🤖 AI Summary
Existing GUI-based autonomous agents struggle to simultaneously achieve long-horizon planning and high-precision execution in specialized domains such as scientific computing—general-purpose agents excel at planning but lack execution fidelity, while domain-specific agents exhibit the opposite trade-off; moreover, current compositional frameworks are typically static and non-trainable, limiting adaptability in data-scarce scenarios. Method: We propose an end-to-end trainable “dual-brain coordination” framework that decouples a general-purpose planner from a domain-specialized executor, integrating their capabilities via a two-stage learning paradigm. We innovatively train the planner using GRPO (Generalized Reinforcement Learning with Policy Optimization) and fine-tune the executor on multi-domain trajectory supervision to enable few-shot learning and cross-domain generalization. Results: Our approach significantly outperforms open-source baselines across four scientific applications in ScienceBoard, achieving, for the first time, both high execution accuracy and strong generalization capability.
📝 Abstract
Autonomous agents for Graphical User Interfaces (GUIs) face significant challenges in specialized domains such as scientific computing, where both long-horizon planning and precise execution are required. Existing approaches suffer from a trade-off: generalist agents excel at planning but perform poorly in execution, while specialized agents demonstrate the opposite weakness.
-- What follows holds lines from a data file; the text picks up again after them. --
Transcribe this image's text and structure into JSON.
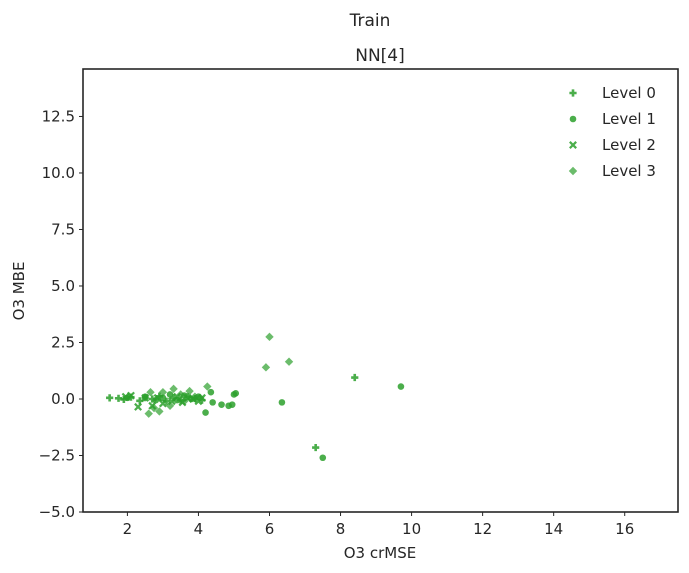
{
  "chart_data": {
    "type": "scatter",
    "suptitle": "Train",
    "title": "NN[4]",
    "xlabel": "O3 crMSE",
    "ylabel": "O3 MBE",
    "xlim": [
      0.75,
      17.5
    ],
    "ylim": [
      -5.0,
      14.6
    ],
    "xticks": [
      2,
      4,
      6,
      8,
      10,
      12,
      14,
      16
    ],
    "yticks": [
      -5.0,
      -2.5,
      0.0,
      2.5,
      5.0,
      7.5,
      10.0,
      12.5
    ],
    "ytick_labels": [
      "−5.0",
      "−2.5",
      "0.0",
      "2.5",
      "5.0",
      "7.5",
      "10.0",
      "12.5"
    ],
    "grid": false,
    "legend_position": "top-right",
    "color": "#2ca02c",
    "series": [
      {
        "name": "Level 0",
        "marker": "plus",
        "points": [
          [
            1.5,
            0.05
          ],
          [
            1.75,
            0.03
          ],
          [
            1.9,
            -0.02
          ],
          [
            2.1,
            0.08
          ],
          [
            2.35,
            -0.08
          ],
          [
            2.5,
            0.06
          ],
          [
            2.7,
            0.0
          ],
          [
            2.9,
            0.12
          ],
          [
            3.1,
            -0.1
          ],
          [
            3.3,
            0.05
          ],
          [
            3.5,
            -0.05
          ],
          [
            3.7,
            0.1
          ],
          [
            3.9,
            0.02
          ],
          [
            4.1,
            -0.05
          ],
          [
            8.4,
            0.95
          ],
          [
            7.3,
            -2.15
          ]
        ]
      },
      {
        "name": "Level 1",
        "marker": "circle",
        "points": [
          [
            2.0,
            0.05
          ],
          [
            2.5,
            0.1
          ],
          [
            2.8,
            -0.05
          ],
          [
            3.0,
            0.05
          ],
          [
            3.2,
            0.2
          ],
          [
            3.4,
            -0.05
          ],
          [
            3.6,
            0.15
          ],
          [
            3.8,
            0.0
          ],
          [
            4.0,
            0.1
          ],
          [
            4.2,
            -0.6
          ],
          [
            4.35,
            0.3
          ],
          [
            4.4,
            -0.15
          ],
          [
            4.65,
            -0.25
          ],
          [
            4.85,
            -0.3
          ],
          [
            4.95,
            -0.25
          ],
          [
            5.0,
            0.2
          ],
          [
            5.05,
            0.25
          ],
          [
            6.35,
            -0.15
          ],
          [
            9.7,
            0.55
          ],
          [
            7.5,
            -2.6
          ]
        ]
      },
      {
        "name": "Level 2",
        "marker": "x",
        "points": [
          [
            1.95,
            0.1
          ],
          [
            2.1,
            0.15
          ],
          [
            2.3,
            -0.35
          ],
          [
            2.5,
            0.05
          ],
          [
            2.7,
            -0.3
          ],
          [
            2.85,
            0.05
          ],
          [
            3.0,
            -0.2
          ],
          [
            3.25,
            -0.1
          ],
          [
            3.4,
            0.1
          ],
          [
            3.55,
            -0.15
          ],
          [
            3.7,
            0.05
          ],
          [
            3.85,
            0.0
          ],
          [
            4.0,
            -0.1
          ],
          [
            4.1,
            0.05
          ]
        ]
      },
      {
        "name": "Level 3",
        "marker": "diamond",
        "points": [
          [
            2.6,
            -0.65
          ],
          [
            2.65,
            0.3
          ],
          [
            2.75,
            -0.4
          ],
          [
            2.9,
            -0.55
          ],
          [
            3.0,
            0.3
          ],
          [
            3.2,
            -0.3
          ],
          [
            3.3,
            0.45
          ],
          [
            3.5,
            0.2
          ],
          [
            3.6,
            -0.1
          ],
          [
            3.75,
            0.35
          ],
          [
            3.9,
            0.1
          ],
          [
            4.05,
            0.05
          ],
          [
            4.25,
            0.55
          ],
          [
            5.9,
            1.4
          ],
          [
            6.0,
            2.75
          ],
          [
            6.55,
            1.65
          ]
        ]
      }
    ]
  }
}
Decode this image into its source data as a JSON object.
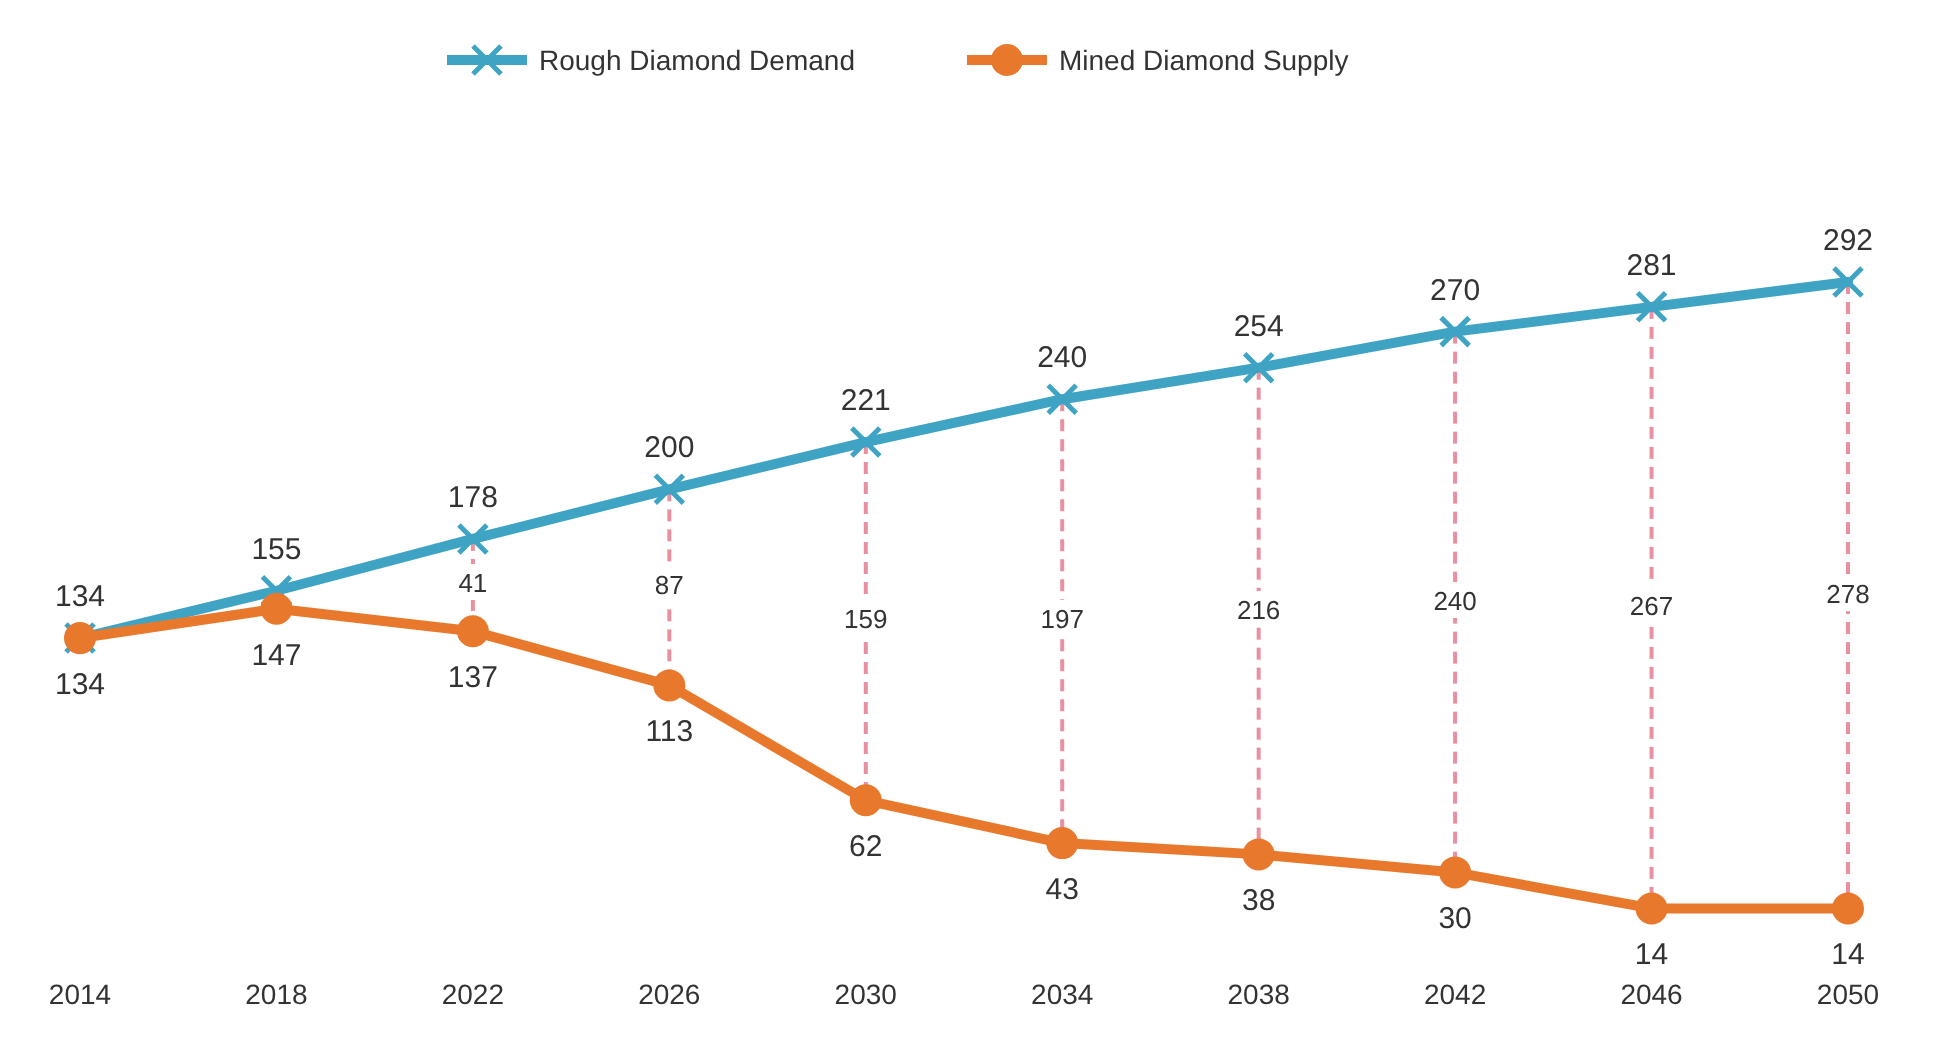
{
  "chart_data": {
    "type": "line",
    "categories": [
      "2014",
      "2018",
      "2022",
      "2026",
      "2030",
      "2034",
      "2038",
      "2042",
      "2046",
      "2050"
    ],
    "series": [
      {
        "name": "Rough Diamond Demand",
        "color": "#3fa3c4",
        "marker": "cross",
        "values": [
          134,
          155,
          178,
          200,
          221,
          240,
          254,
          270,
          281,
          292
        ]
      },
      {
        "name": "Mined Diamond Supply",
        "color": "#e8792c",
        "marker": "circle",
        "values": [
          134,
          147,
          137,
          113,
          62,
          43,
          38,
          30,
          14,
          14
        ]
      }
    ],
    "annotations": [
      {
        "text": "41",
        "x": "2022",
        "y": 158
      },
      {
        "text": "87",
        "x": "2026",
        "y": 157
      },
      {
        "text": "159",
        "x": "2030",
        "y": 142
      },
      {
        "text": "197",
        "x": "2034",
        "y": 142
      },
      {
        "text": "216",
        "x": "2038",
        "y": 146
      },
      {
        "text": "240",
        "x": "2042",
        "y": 150
      },
      {
        "text": "267",
        "x": "2046",
        "y": 148
      },
      {
        "text": "278",
        "x": "2050",
        "y": 153
      }
    ],
    "data_labels": true,
    "legend": "top",
    "line_style": "solid"
  }
}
Recent compositional frameworks attempt to bridge this gap by combining a planner and an actor, but they are typically static and non-trainable, which prevents adaptation from experience. This is a critical limitation given the scarcity of high-quality data in scientific domains. To address these limitations, we introduce CODA, a novel and trainable compositional framework that integrates a generalist planner (Cerebrum) with a specialist executor (Cerebellum), trained via a dedicated two-stage pipeline. In the first stage, Specialization, we apply a decoupled GRPO approach to train an expert planner for each scientific application individually, bootstrapping from a small set of task trajectories. In the second stage, Generalization, we aggregate all successful trajectories from the specialized experts to build a consolidated dataset, which is then used for supervised fine-tuning of the final planner. This equips CODA with both robust execution and cross-domain generalization. Evaluated on four challenging applications from the ScienceBoard benchmark, CODA significantly outperforms baselines and establishes a new state of the art among open-source models.